Step by Step
A quick how-to for my most complicated piece. You may want to open the full-size picture in another browser or tab.
1) A piece of tape about 6-8 times longer than its width.
2) Fold it as close to 60 degrees as you can.
3) Fold the short end over the triangular overlap. If it doesn't line up perfectly, unfold both folds and try again, using the creases as a guide. Cut off the extra tape on the short end when it is properly lined up. Fold the remaining long end until there isn't enough tape left to cover a side. Cut off the remaining tape.
4) Put the triangle onto a piece of double-sided tape on a sheet of paper. You may also wish to put plastic or wax paper under the paper, to protect the surface from the marker.
5) Color the triangles with permanent markers. You may also wish to let it dry for a while and add a second coat. This is where the instructions differ depending on the model you are making. For the model I am making, you will need twenty constructs, each consisting of nineteen triangles of one color and sixteen of another, for a total of 700 triangles. Good luck.
6) Stick ten triangles of alternating color, color side up, onto a strip of tape.
7) Cut the extra tape off of one end, and cut the other end into a triangular tab.
8) Use the tab to make a loop. Repeat steps 6-8 three times.
9) Put a short strip of tape in each direction onto one of the triangles remaining of the nineteen, and trim the edges to make tabs as shown.
10) Do the same for the last of the sixteen, with longer strips, and add the last three triangles around it before trimming the tabs.

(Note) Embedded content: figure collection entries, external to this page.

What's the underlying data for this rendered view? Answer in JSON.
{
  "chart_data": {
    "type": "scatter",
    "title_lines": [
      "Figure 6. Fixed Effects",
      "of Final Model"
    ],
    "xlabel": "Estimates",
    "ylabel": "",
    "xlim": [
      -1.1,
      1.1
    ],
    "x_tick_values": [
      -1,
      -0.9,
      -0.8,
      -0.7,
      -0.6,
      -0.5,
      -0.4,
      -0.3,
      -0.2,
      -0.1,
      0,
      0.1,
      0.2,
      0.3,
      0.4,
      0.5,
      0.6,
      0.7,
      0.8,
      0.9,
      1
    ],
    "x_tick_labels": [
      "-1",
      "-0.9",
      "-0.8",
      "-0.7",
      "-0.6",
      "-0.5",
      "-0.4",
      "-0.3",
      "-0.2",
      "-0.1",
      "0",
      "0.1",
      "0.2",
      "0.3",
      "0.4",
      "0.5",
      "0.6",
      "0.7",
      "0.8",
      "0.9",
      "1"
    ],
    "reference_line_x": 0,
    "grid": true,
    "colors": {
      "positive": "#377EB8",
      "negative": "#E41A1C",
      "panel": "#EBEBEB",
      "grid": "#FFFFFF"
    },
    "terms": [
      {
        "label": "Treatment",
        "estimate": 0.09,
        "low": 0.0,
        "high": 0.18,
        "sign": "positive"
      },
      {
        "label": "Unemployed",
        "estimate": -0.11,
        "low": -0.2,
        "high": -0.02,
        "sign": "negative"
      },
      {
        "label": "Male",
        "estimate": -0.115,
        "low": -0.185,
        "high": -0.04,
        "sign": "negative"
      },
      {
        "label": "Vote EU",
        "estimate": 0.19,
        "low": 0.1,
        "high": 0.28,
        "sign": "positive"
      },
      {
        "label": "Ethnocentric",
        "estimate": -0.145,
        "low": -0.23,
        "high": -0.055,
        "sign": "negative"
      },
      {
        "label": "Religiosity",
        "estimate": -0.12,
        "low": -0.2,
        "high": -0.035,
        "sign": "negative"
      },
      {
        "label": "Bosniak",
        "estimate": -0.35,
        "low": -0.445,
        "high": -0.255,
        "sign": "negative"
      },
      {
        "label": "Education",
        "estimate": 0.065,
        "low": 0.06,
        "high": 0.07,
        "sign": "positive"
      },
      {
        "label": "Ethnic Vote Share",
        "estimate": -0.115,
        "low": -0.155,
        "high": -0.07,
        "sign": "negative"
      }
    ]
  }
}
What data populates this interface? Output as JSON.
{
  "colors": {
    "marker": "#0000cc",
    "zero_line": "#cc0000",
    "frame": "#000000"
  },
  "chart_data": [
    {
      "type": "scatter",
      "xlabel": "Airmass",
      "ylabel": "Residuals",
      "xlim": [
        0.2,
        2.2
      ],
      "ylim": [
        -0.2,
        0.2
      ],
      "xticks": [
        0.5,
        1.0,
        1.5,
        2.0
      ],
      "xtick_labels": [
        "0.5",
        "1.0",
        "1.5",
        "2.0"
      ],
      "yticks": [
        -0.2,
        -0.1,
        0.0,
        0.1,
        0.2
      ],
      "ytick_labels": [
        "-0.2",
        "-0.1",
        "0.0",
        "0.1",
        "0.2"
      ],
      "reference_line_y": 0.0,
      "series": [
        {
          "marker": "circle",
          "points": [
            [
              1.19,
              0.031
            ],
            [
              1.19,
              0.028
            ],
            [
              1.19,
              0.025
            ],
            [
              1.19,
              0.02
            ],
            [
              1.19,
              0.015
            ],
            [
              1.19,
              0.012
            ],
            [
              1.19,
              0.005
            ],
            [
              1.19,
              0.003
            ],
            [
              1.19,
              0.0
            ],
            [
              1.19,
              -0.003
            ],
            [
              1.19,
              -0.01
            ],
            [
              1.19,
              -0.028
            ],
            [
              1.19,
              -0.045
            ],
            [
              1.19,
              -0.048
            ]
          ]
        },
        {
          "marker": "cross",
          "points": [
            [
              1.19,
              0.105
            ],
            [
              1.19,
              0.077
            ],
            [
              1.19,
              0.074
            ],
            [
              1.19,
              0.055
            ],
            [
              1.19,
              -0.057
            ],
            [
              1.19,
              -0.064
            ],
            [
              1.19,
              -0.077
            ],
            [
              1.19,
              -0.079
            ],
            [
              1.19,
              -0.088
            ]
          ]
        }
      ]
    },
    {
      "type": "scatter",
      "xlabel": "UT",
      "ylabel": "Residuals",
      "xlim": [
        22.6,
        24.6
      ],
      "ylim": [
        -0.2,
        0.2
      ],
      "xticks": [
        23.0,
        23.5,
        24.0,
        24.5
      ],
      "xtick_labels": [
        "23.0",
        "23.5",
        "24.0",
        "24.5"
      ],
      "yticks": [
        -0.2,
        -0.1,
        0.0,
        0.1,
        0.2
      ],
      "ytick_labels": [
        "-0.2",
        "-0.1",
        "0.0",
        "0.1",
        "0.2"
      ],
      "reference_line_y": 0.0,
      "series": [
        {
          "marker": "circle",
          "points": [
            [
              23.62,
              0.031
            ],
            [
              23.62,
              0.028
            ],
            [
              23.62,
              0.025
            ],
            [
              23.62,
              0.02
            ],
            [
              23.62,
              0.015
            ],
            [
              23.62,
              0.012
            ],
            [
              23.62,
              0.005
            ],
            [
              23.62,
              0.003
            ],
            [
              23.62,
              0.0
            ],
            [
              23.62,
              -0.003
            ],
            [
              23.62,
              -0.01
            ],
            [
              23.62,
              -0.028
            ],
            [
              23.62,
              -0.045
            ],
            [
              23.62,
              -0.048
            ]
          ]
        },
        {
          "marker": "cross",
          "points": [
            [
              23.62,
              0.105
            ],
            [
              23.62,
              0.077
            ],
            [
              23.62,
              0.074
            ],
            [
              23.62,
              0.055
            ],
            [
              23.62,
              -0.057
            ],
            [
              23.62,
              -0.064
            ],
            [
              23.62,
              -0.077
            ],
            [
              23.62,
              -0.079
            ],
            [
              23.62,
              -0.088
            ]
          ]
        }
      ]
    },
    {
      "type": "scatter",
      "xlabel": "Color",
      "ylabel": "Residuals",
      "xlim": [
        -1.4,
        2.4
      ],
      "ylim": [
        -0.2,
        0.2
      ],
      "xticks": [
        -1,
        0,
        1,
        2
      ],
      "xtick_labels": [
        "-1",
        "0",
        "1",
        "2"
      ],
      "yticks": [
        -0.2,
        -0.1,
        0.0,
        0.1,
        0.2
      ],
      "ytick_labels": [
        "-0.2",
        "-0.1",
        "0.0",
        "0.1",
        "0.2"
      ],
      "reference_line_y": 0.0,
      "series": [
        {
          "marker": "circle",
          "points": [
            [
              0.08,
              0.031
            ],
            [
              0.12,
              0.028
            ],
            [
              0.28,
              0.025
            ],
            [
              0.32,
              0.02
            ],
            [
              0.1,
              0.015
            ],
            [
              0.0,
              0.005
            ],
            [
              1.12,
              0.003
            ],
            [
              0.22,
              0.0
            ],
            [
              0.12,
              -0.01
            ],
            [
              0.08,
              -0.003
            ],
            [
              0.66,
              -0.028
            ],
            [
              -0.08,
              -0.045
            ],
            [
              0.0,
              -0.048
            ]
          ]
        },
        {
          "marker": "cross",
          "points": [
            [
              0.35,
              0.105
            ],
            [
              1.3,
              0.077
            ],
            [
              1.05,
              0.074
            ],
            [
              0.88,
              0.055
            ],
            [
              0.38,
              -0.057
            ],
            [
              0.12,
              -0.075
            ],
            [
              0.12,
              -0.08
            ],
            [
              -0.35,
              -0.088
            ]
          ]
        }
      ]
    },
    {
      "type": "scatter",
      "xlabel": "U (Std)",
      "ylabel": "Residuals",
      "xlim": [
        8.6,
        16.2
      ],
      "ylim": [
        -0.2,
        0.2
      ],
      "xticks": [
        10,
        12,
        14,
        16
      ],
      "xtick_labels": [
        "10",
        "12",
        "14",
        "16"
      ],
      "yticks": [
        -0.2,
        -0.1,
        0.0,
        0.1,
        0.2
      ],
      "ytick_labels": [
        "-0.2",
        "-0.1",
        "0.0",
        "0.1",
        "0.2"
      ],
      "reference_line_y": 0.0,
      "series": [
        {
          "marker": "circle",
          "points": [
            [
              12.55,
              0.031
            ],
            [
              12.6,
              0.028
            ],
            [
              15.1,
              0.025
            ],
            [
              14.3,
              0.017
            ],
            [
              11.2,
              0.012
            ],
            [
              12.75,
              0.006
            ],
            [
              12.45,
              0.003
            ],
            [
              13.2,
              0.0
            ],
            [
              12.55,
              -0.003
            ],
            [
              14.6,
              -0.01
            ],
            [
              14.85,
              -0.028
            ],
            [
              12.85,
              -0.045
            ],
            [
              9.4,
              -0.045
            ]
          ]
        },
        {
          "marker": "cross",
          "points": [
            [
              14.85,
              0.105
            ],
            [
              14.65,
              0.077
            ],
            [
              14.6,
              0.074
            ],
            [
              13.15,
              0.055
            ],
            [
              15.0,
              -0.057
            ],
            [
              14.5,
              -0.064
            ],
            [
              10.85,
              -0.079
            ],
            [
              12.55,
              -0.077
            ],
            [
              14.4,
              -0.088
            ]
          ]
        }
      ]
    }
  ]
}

11) Stick one loop on each side of the large triangle from step 10. Opposite the large triangle, attach the small triangle to all three loops. Use three more pieces of tape, through adjoining loops, to connect the loops. For all three pieces on all twenty constructs, have the tape go the same way. Trim the tape to make tabs.
12) Use the two tabs coming from each loop, along with an additional short piece of tape, to conect two constructs on the inside, You can reach inside to push down the tabs, or tuse a bent paperclip at the corners.
13) Continue, to make a loop of five. This is one side of the eventual dodecahedron.
14) (Not pictured) Along the way, add pieces of tape on the outside. I do this sort of on the fly, trying to make sure none of the gaps between triangles remains unreinforced.
15) (Not pictured) Once the reinforcement is added, recolor the triangles.